Las lluvias sobre Honduras tuvieron la mala suerte de comenzar el 4 de noviembre, un día después de que Joe Biden y Donald Trump se jugaran la presidencia. Estados Unidos, que se volcó en 1998 tras el Mitch y hasta aprobó un plan migratorio especial para los países afectados. Esta vez, sin embargo, toda la ayuda se reduce a un tuit del presidente electo enviando sus condolencias. España, que tradicionalmente era el segundo donante en la región, aportará menos de 350.000 dólares. Con este panorama la estrategia del Gobierno centroamericano es clamar por los famosos “fondos verdes” de la comunidad internacional, con el argumento de que Honduras paga las consecuencias del exceso de gases de efecto invernadero producidos por los países ricos.

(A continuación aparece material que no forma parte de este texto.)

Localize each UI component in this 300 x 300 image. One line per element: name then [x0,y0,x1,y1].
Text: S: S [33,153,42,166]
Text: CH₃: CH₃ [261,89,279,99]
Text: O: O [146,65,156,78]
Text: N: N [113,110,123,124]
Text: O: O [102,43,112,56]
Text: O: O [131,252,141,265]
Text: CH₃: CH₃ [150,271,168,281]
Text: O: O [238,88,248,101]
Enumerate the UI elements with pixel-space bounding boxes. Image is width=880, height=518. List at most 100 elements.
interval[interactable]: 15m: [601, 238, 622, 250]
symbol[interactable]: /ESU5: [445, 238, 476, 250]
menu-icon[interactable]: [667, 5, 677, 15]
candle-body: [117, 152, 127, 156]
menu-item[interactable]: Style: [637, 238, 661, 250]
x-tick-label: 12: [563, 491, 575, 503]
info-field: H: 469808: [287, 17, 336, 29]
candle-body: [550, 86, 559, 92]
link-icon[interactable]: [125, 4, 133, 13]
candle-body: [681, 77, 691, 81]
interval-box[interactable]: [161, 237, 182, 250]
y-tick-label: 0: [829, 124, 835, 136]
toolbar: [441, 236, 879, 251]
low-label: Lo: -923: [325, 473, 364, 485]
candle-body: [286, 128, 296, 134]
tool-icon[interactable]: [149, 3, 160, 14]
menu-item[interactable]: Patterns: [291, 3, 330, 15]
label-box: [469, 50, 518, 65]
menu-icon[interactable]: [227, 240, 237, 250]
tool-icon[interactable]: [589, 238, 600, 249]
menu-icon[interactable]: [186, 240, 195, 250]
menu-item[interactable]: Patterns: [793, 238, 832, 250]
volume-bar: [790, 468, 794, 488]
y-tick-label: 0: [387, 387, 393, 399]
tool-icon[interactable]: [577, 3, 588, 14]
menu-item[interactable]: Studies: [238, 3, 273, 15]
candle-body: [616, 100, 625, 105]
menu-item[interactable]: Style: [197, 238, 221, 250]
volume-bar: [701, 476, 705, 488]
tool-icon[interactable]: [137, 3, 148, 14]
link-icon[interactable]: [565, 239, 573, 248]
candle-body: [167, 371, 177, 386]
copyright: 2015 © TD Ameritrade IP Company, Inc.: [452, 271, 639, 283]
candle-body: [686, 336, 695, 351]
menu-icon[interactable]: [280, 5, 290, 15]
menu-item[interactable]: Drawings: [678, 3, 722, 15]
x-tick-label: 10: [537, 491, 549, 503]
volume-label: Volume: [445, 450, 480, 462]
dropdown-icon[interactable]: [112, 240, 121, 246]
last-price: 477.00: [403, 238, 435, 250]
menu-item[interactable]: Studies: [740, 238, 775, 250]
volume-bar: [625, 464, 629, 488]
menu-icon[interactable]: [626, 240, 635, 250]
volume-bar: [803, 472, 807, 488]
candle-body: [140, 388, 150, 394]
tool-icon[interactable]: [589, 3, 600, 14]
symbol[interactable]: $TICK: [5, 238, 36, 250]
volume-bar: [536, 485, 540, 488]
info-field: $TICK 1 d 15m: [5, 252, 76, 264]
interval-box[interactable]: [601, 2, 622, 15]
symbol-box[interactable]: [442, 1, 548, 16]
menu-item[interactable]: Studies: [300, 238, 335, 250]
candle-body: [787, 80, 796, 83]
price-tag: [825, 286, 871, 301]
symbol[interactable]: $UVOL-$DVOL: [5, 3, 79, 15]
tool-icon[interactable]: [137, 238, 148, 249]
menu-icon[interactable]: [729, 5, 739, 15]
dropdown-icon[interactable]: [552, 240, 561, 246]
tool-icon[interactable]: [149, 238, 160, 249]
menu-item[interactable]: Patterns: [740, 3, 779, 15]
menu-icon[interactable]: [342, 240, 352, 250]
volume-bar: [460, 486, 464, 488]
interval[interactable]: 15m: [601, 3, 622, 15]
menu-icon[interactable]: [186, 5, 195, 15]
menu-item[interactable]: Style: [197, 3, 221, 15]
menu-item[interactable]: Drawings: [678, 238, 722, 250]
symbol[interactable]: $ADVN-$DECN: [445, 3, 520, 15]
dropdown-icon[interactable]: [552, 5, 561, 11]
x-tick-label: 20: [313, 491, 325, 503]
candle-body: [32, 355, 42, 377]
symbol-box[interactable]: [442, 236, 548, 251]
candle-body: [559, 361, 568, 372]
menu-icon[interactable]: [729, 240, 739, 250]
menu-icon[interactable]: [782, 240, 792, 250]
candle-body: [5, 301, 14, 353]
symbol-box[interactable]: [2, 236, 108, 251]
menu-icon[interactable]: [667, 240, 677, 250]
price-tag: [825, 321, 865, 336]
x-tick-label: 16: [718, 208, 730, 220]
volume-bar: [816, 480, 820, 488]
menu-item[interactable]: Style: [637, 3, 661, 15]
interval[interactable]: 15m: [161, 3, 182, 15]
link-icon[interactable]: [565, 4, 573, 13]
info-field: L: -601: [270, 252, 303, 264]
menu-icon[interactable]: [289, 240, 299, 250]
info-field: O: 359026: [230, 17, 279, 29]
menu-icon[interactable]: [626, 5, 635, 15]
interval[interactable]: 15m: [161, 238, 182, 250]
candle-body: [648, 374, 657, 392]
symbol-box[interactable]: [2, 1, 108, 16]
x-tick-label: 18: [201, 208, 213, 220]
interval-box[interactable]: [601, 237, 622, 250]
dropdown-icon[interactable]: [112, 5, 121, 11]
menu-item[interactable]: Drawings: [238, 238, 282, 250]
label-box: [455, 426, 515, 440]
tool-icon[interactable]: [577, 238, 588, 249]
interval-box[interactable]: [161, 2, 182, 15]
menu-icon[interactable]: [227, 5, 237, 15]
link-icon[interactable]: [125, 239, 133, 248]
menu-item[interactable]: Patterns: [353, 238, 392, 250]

En este contexto, la pandemia ha quedado reducida a una anécdota, pero sus efectos son todo menos eso. El departamento de Cortés, donde se ubica San Pedro Sula, está a la cabeza de la pandemia y tres de cada 10 hondureños contagiados del virus viven aquí, segun cifras oficiales. Por si fuera poco, “hemos encontrado un 35% de casos positivos en cada refugio visitado”, dijo tan ricamente el director de Salud de la ciudad, Juan José Leiva. Antes de los huracanes, debido a la pandemia, el 51% de las empresas formales del país habían cerrado o estaban a punto de hacerlo, según el Consejo Hondureño de la Empresa Privada.

El escritor Horacio Castellanos Moya describió en su libro Insensatez el estado anímico de Guatemala con una frase que escuchó a los indígenas que presenciaron las masacres militares de los años 90 cuando trataban de explicar la depresión en la que se encontraban y que hoy aplica para un país entero arrasado por el agua: “Yo no estoy completo de la mente”. En los últimos días, la organización Médicos Sin Fronteras solicita a través de inserciones en los principales periódicos de Honduras la urgente contratación de psicólogos para que atiendan a una población que no deja de mirar al cielo; unos para rezar, otros para saber si seguirá lloviendo y otros para saber de dónde viene tanta desgracia.